Блондинка с загорелыми ногами (Скажи утке "нет"!)
Шрифт:
– Так вы что, – пораженно начал Подберезовский, – из-за какого-то паршивого заката выдернули меня из... – Повелителю стоило только едва заметно шевельнуть плечом и он осекся. – Все. Молчу. Смотрю. Смотрю, Бастурхан Бастурханович, еще как смотрю... Красиво, просто нет слов. Нет, правда, очень здорово. Аж дух захватывает. Так бы, наверное, целый век стоял и любовался... Только где, простите, закат?
Повелитель вздохнул.
– Небесное светило поспешило укрыться от твоей истерики, – сказал он, поворачиваясь. – И если бы оно могло зажать уши, чтобы не слышать твоих причитаний, оно бы давно...
– Простите, Бастурхан, Бастурханович... – спрятав телефон в карман, осторожно перебил его Подберезовский, – у нас, позвольте поинтересоваться, начался поэтический вечер? Нет,
– Короче, – приказал Повелитель вселенной.

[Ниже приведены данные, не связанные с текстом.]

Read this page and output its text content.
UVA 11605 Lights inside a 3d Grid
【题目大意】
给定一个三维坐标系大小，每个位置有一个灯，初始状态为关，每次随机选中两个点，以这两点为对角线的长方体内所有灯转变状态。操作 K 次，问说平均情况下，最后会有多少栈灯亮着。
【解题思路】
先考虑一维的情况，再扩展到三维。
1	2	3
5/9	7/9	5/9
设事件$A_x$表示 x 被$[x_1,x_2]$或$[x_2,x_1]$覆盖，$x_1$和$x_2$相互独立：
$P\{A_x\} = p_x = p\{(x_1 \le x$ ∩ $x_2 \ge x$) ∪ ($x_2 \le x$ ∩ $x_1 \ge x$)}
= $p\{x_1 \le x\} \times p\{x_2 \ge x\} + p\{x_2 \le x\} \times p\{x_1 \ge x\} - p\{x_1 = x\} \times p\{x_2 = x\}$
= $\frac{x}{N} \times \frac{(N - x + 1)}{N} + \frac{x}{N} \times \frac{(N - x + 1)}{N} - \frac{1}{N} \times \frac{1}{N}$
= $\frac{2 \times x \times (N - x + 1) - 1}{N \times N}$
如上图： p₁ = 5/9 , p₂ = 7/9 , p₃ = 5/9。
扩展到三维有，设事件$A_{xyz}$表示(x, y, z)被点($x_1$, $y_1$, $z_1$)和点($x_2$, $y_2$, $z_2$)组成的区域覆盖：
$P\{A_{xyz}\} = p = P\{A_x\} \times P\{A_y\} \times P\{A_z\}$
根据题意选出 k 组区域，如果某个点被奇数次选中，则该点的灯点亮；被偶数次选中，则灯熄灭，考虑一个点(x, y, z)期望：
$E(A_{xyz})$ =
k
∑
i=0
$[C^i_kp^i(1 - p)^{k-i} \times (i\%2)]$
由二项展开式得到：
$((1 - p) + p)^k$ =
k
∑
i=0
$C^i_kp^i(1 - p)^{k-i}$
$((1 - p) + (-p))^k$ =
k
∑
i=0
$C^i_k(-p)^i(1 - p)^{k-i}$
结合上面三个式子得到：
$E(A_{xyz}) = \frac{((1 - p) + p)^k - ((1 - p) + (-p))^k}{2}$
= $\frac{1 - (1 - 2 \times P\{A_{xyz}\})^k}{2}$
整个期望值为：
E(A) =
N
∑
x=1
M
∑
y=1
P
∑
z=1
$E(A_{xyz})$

– Если короче, то вы сорвали мне важные переговоры! – пожаловался российский олигарх и монгольский визирь в одном хитром лице. – Нет, я, конечно, маленький человек, и ни в коем случае не собираюсь делать вам замечаний, да я и не посмел бы на такое решиться, просто хотелось бы, чтобы вы как-то уяснили – каждая минута моего времени стоит таких денег, что вся ваша Орда не смогла бы оплатить ее без того, чтобы... То есть, извините, я, конечно же, хотел сказать, наша Орда... Да-да, именно так. Наша Орда! – с преувеличенной гордостью провозгласил Подберезовский, словно наслаждаясь этим словом. – Так что, если вы позвали меня, чтобы полюбоваться закатом, то можете сами посчитать, в какую сумму обошлась Орде эта малость, которая, конечно, готов согласиться, необходима для поднятия боевого духа, и общего интеллектуального развития, наконец, но, однако же, если посмотреть на это дело с другой стороны, положа руку на кошелек... То есть, простите, я, конечно же, хотел сказать не про кошелек, а про наши монгольские идеалы, которые я никогда, ни при каких обстоятельствах не посмел бы предать, потому что они для меня просто святы и...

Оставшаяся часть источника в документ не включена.